Does eating chicken on the bone make children more violent?

That is the finding of a study published in the journal Eating Behaviors.  I have a lot of admiration for the study's lead author, Brian Winsink (I highly recommend his book Mindless Eating), but I'm going to have to file this one under "I don't believe it."  

I thought it was worth weighing in on since I'd seen the study reported on in several major media outlets.  I'm not saying that it isn't possible that eating chicken on the bone (vs. in chunks) doesn't cause aggression, I'm just saying that my priors are such that it will take a lot more than this to convince me.  

Why would we even expect that eating chicken on the bone causes aggression?  The authors suggest the following hypothesis:

Showing teeth is a common sign of aggression in the animal world. Dogs retract their lips and bare their teeth as a sign that they are willing to fight (Galac, & Knol, 1997). The baring of teeth may have similar meaning in intuitive human behavior

So, the authors ran an experiment.  

They took 12 children participating in a 4-H summer camp (yes, N=12), and split them in two groups, 6 in one and 6 in another.  On day 1, one group was fed chunks and the other group was fed chicken on the bone.  On day 2 , they reversed the foods fed to the groups.  On both days, the children's behavior was monitored and recorded.  For example, the children were asked to stay in a circle and the monitors counted the number of times the children left the circle (glad I didn't go to that 4-H camp!).  Paired t-tests were used to test whether behavior differed on the day the child got the bone vs. the chunk.

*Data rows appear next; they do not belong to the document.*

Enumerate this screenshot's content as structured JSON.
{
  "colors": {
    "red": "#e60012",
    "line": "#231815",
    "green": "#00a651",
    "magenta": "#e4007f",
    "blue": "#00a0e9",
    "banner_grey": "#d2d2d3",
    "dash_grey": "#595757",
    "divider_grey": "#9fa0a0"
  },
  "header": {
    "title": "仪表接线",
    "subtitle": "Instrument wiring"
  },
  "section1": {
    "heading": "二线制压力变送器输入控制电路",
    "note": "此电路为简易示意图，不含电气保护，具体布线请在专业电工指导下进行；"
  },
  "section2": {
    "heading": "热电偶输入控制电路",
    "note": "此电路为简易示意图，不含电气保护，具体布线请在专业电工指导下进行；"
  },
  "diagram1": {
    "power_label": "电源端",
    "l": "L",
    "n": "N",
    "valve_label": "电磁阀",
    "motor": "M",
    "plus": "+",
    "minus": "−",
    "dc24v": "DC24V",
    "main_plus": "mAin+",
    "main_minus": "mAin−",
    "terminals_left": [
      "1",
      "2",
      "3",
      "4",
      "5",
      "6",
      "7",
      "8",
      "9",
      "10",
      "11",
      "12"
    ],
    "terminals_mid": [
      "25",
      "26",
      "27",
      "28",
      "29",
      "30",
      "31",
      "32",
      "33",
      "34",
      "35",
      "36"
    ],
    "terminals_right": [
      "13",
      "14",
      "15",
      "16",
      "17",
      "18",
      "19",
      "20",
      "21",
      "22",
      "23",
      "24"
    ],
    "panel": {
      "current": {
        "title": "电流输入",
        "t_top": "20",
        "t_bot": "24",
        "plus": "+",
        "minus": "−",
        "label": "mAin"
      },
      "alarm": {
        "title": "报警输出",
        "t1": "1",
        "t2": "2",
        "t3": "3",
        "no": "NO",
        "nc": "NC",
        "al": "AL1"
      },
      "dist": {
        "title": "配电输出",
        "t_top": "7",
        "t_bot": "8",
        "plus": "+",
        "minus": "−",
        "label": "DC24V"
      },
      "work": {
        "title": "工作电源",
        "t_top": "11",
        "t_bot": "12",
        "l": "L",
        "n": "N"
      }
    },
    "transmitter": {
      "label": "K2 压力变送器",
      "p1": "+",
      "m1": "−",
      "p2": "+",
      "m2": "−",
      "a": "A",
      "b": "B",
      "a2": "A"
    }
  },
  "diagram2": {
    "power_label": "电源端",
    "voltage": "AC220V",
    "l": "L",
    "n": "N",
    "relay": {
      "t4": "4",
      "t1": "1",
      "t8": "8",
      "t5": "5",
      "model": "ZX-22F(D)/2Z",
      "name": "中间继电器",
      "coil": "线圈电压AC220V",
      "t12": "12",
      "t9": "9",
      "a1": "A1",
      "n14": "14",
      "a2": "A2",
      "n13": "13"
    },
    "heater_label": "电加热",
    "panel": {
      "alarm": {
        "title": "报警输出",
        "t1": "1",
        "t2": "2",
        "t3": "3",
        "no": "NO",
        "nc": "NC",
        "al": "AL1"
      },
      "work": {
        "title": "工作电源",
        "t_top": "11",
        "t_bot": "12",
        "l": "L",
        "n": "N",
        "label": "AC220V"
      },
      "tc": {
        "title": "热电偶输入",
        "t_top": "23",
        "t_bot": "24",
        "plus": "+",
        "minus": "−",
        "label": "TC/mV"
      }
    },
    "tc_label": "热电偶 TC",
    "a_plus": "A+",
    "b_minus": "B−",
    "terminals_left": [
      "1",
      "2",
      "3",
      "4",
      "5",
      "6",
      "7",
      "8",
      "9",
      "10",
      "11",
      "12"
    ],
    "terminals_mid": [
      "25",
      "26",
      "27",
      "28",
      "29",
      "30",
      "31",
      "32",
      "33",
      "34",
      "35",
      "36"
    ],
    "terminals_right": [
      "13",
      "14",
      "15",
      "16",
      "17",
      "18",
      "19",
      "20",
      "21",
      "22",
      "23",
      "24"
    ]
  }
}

Here are some shortcomings of the study that make the results a bit hard to believe:

  • The small sample size.
  • Each child was only observed on 2 days (one with bone one with chunk).  However, on one day, the temperature was 97 degrees and on the other it was 76.  Lots of prior research has posited a link between temperature and aggression (hot = more aggressive).  Suppose you had a couple kids in a group with a tendency toward aggression who got assigned chunks on the colder (76 degree) day and bones on the hotter (97 degree) day?   The difference in their behavior may be due to temperature not bones.  It would be nice to see tests for within-day differences in bone vs. chunk.  If one had a large sample with random assignment to treatments on multiple days this wouldn't be as much of a concern, but it certainly is here.
  • Children assigned to the same group sat at the same table together.  This may have produced some sort of group dynamic.  Suppose, for example, the kids assigned to bone started arguing at the table and the conflict spilled over to the playground.  The current study cannot separate group-day effects from the treatment effect (bone vs. chunk).
  • Given the small sample size, really all it takes is one or two kids changing behavior from day 1 to day 2.  How do we know this wasn't due to something at home that carried over to the camp?  With such a small number of observations, I don't know why the authors didn't just report the entire data set in one table.  That way, we could see whether the difference was from a small increase in aggression of every child or a large increase in aggression of 1 o 2 kids.  
  • The counselors who kept the kids in the circle and who rated behavior were "blind" as to the treatment and control groups each day. That's good.  However, the study doesn't tell us whether the people who subsequently watched the videos and rated behavior were also blinded.
  • Maybe the effect exists but for very different reasons than those hypothesized in the paper.  I've already mentioned a temperature explanation.  What if children like to eat chicken on the bones more than they do in chunks (my kids certainly do).  Maybe they get more excited and rambunctious when they get a "treat" or something they like, which the current authors attribute to "aggression."  Perhaps when the counselors give the kids a food that the kids perceive as more generous or benevolent, it signals to the kids that the counselors will subsequently be more permissive.  To control for this, you'd want some treatments where the bone-in food was less desirable than the boneless food.

At the end of their article, the authors suggest a number of lines of additional research that are interesting and worthwhile.  But, they also give some advice.   The authors suggest

school cafeterias may reconsider the types of food they serve if it is known that there are behavioral advantages to serving food in bite-size pieces


it may not be wise to serve young children chicken wings shortly before bedtime, or to serve steak and corn-on-the-cobb in the company of dinner guests.

That may be good advice in general, but this study alone is insufficient reason to re-engineer lunch lines or dinner plans in an effort to reduce child aggression.